Le campisme a également pour résultat de protéger les régimes corrompus, en particulier lorsqu’ils se perpétuent grâce à la fraude électorale. Le cas actuel du Mozambique est une illustration de cette contradiction. Le Frelimo prétendait avoir remporté la plus grande victoire électorale de son histoire, avec 70 % des voix ; ce résultat aurait dépassé le soutien obtenu par le dirigeant le plus populaire que le parti ait connu dans son histoire, Samora Machel. Cependant, les preuves de fraude, la dissimulation des registres électoraux et l’absence de vérification des urnes ont renforcé la certitude que les résultats avaient été falsifiés, à un moment où l’isolement du régime s’exprimait par l’ampleur des protestations populaires. Le même phénomène s’est produit au Venezuela, avec le refus de communiquer les listes électorales.
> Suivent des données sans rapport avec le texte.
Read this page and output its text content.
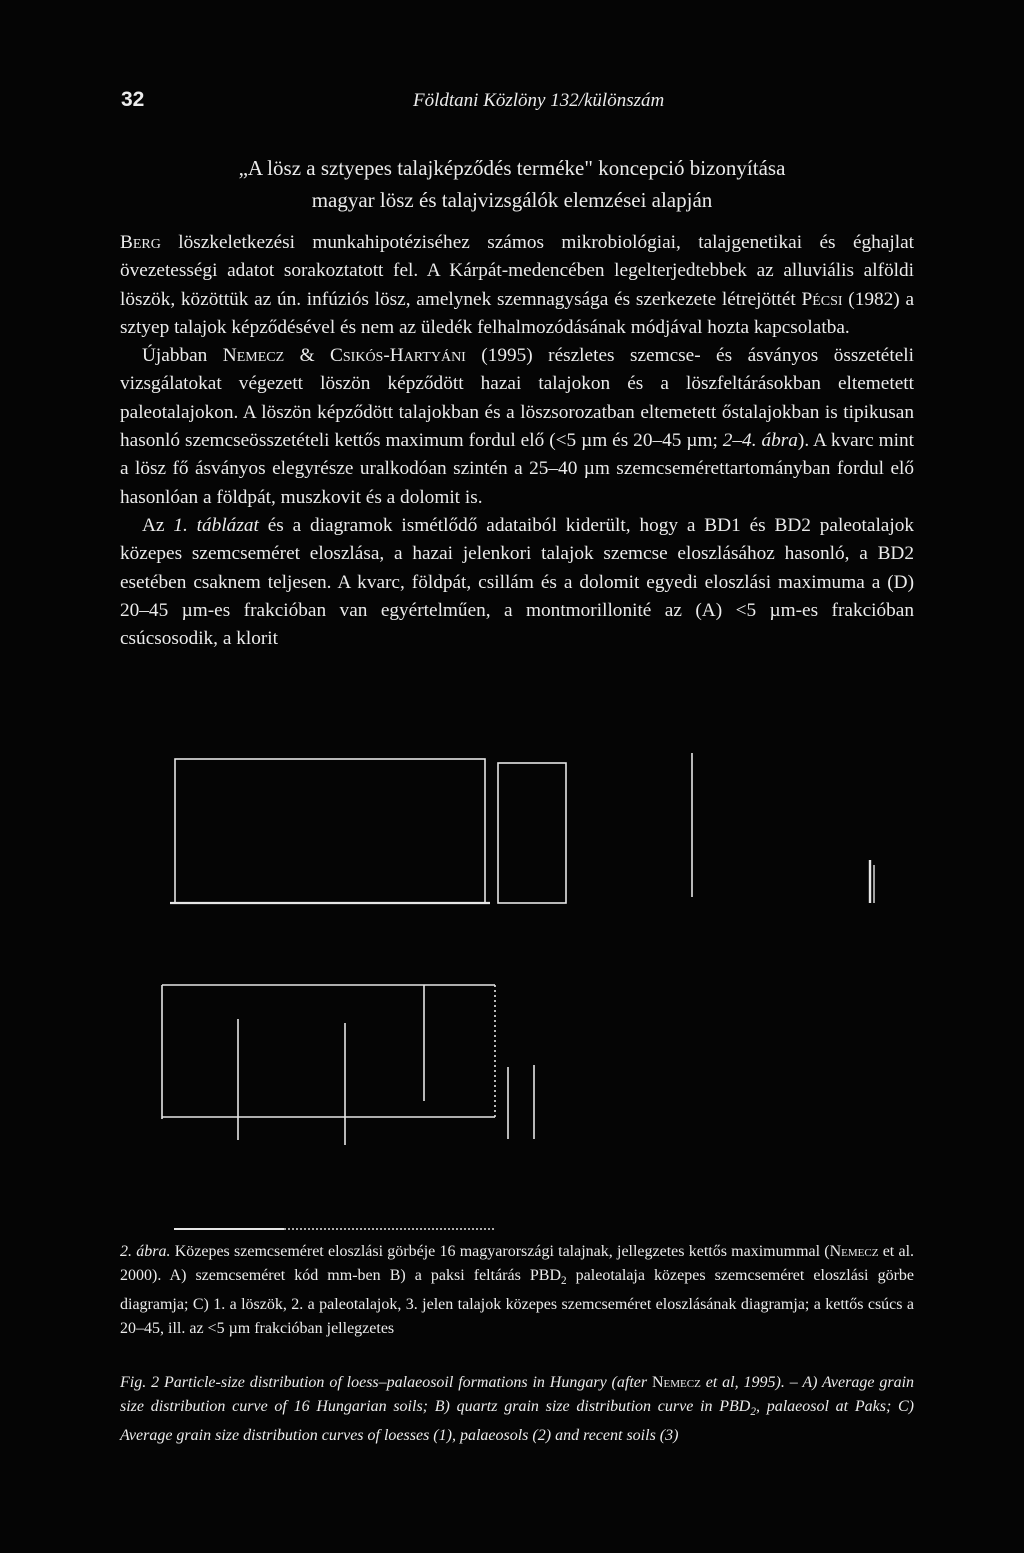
32	Földtani Közlöny 132/különszám
„A lösz a sztyepes talajképződés terméke" koncepció bizonyítása
magyar lösz és talajvizsgálók elemzései alapján

Berg löszkeletkezési munkahipotéziséhez számos mikrobiológiai, talajgenetikai és éghajlat övezetességi adatot sorakoztatott fel. A Kárpát-medencében legelterjedtebbek az alluviális alföldi löszök, közöttük az ún. infúziós lösz, amelynek szemnagysága és szerkezete létrejöttét Pécsi (1982) a sztyep talajok képződésével és nem az üledék felhalmozódásának módjával hozta kapcsolatba.

Újabban Nemecz & Csikós-Hartyáni (1995) részletes szemcse- és ásványos összetételi vizsgálatokat végezett löszön képződött hazai talajokon és a löszfeltárásokban eltemetett paleotalajokon. A löszön képződött talajokban és a löszsorozatban eltemetett őstalajokban is tipikusan hasonló szemcseösszetételi kettős maximum fordul elő (<5 µm és 20–45 µm; 2–4. ábra). A kvarc mint a lösz fő ásványos elegyrésze uralkodóan szintén a 25–40 µm szemcsemérettartományban fordul elő hasonlóan a földpát, muszkovit és a dolomit is.

Az 1. táblázat és a diagramok ismétlődő adataiból kiderült, hogy a BD1 és BD2 paleotalajok közepes szemcseméret eloszlása, a hazai jelenkori talajok szemcse eloszlásához hasonló, a BD2 esetében csaknem teljesen. A kvarc, földpát, csillám és a dolomit egyedi eloszlási maximuma a (D) 20–45 µm-es frakcióban van egyértelműen, a montmorillonité az (A) <5 µm-es frakcióban csúcsosodik, a klorit

2. ábra. Közepes szemcseméret eloszlási görbéje 16 magyarországi talajnak, jellegzetes kettős maximummal (Nemecz et al. 2000). A) szemcseméret kód mm-ben B) a paksi feltárás $PBD_2$ paleotalaja közepes szemcseméret eloszlási görbe diagramja; C) 1. a löszök, 2. a paleotalajok, 3. jelen talajok közepes szemcseméret eloszlásának diagramja; a kettős csúcs a 20–45, ill. az <5 µm frakcióban jellegzetes
Fig. 2 Particle-size distribution of loess–palaeosoil formations in Hungary (after Nemecz et al, 1995). – A) Average grain size distribution curve of 16 Hungarian soils; B) quartz grain size distribution curve in $PBD_2$, palaeosol at Paks; C) Average grain size distribution curves of loesses (1), palaeosols (2) and recent soils (3)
Le soutien des campistes à ces régimes a donc un prix : la gauche conservatrice accepte de renoncer au principe démocratique de la transparence électorale, ce qui n’est pas sans conséquence sur ce qu’elle peut dire dans son propre pays. Ce soutien est encore aggravé par la sympathie pour le régime chinois, qui est constitutionnellement fondé sur le principe du parti unique. Les effets en sont considérables : si l’on veut lutter contre la poussée de l’extrême droite, renoncer à la règle démocratique et à l’exigence du respect de la sincérité du scrutin est une erreur qui fait le jeu de l’ennemi. Ce faisant, la gauche campiste dit à son peuple qu’elle se dispense de respecter les droits démocratiques qui ont été conquis par les mouvements ouvriers et populaires. Ce qui caractérise le campisme, c’est le renoncement à l’internationalisme et à la lutte socialiste et donc à la seule véritable traduction concrète de la lutte démocratique contre le fascisme.
Sectarisme
Le campisme a d’autres facettes, et je voudrais attirer votre attention sur l’une d’entre elles. Récemment, le Parti communiste brésilien a connu une scission, celle d’une faction connue sous le nom de PCB-RR (Reconstruction révolutionnaire). Je ne veux pas entrer dans les détails de cette histoire ou de l’évolution de ce parti qui, au milieu du siècle dernier, était la force la plus importante de la gauche brésilienne. Lui aussi était un parti campiste, et Luís Carlos Prestes, son secrétaire général, lorsqu’il a décidé de soutenir le candidat du président Getúlio Vargas à São Paulo en 1945 (et qu’ils ont participé ensemble à un meeting), s’est allié à celui qui l’avait emprisonné pendant neuf ans et qui avait livré sa femme, Olga, juive et d’origine allemande, aux autorités nazies (elle est morte dans un camp de concentration en 1942).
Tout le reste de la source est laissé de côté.